Accelerating the Vlasov code kobra with GPUs

• Promoter: Prof. Sven Van Loo
• Supervisor: Prof. Sven Van Loo
• Study programs: Master of Science in Engineering Physics, Master of Science in Physics and Astronomy, Master of Science in Teaching in Science and Technology (Physics and Astronomy), European Master of Science in Nuclear Fusion and Engineering Physics
• Location: Technicum, at home

In order to achieve enough energy output viable for commercial exploitation of fusion reactors, fusion plasmas need to be ridden from global instabilities in the magnetic structure of the plasma. To understand the dynamics and arising instabilities, theoretical modelling needs to be tightly integrated with the experiments. While a fluid approach  has been successfully applied to many problems in fusion devices, it is restricted because it is based on the assumption that collisions between plasma particles cause the velocity distribution function to be Maxwellian. However, in tokamak plasmas, the electrons also often exhibit markedly non-Maxwellian distributions. Thus, in many cases the details of the kinetics cannot be neglected and the plasma needs to be described using the Vlasov equation. Therefore we have developed the Vlasov code (written in C) that can be run using multiple computation nodes or processors. This is necessary for large models to be executed in an acceptable amount of time. In the last few years  GPU accelerators have had a notable impact on high-performance computing across many disciplines. They provide high performance with low cost/power, and therefore have become a primary compute resource on many of the largest supercomputers.

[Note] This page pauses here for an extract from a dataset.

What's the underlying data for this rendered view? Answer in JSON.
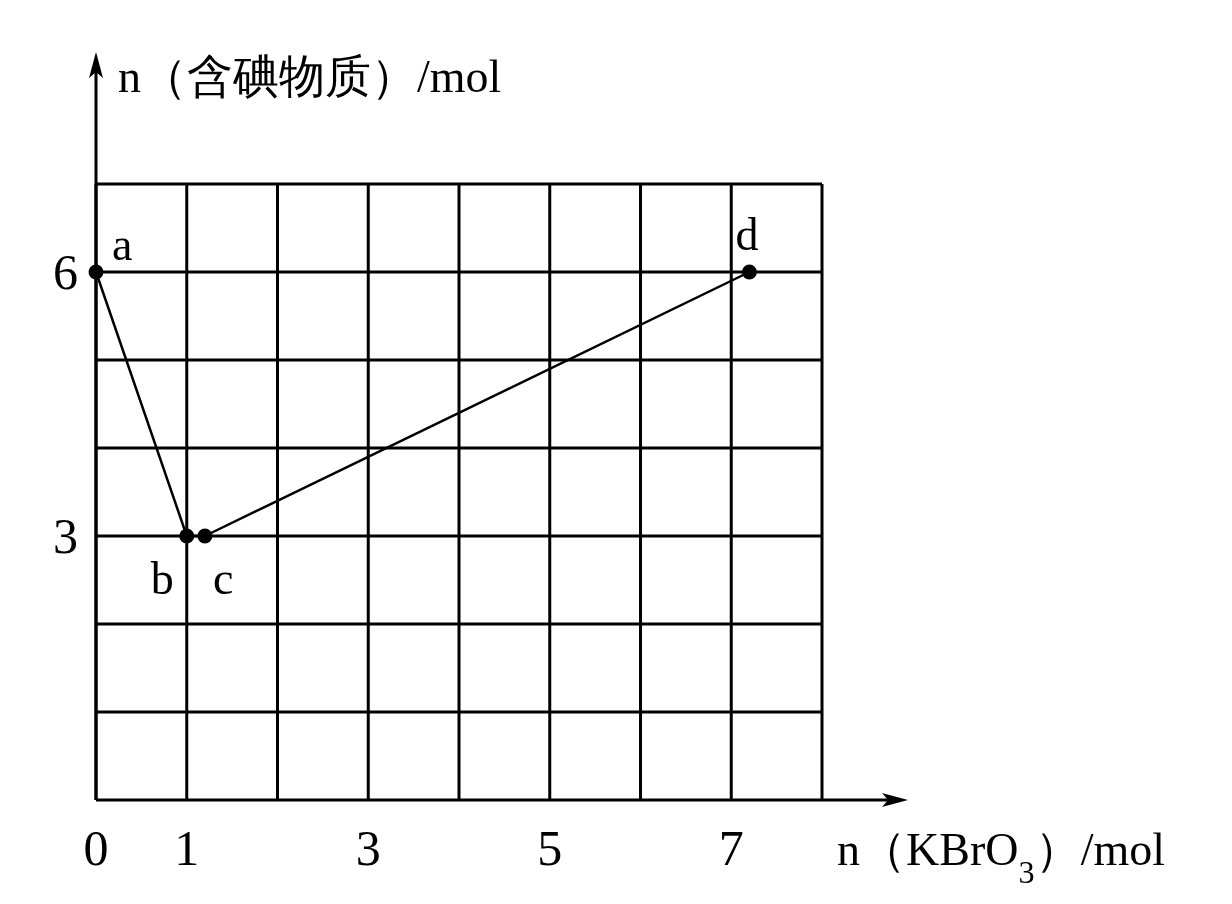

In this project the aim is to port the Vlasov code kobra from CPUs to GPUs. First you will get familiar with the current code. Then you will make modifications in order for kobra to be run on a single GPU. You will run test models to identify the speed-up. As a single GPU's memory is limited, you will then attempt to get the code working on multiple GPUs. You will learn about kinetic plasma theory, numerical simulation techniques and CPU and GPU computing during this project.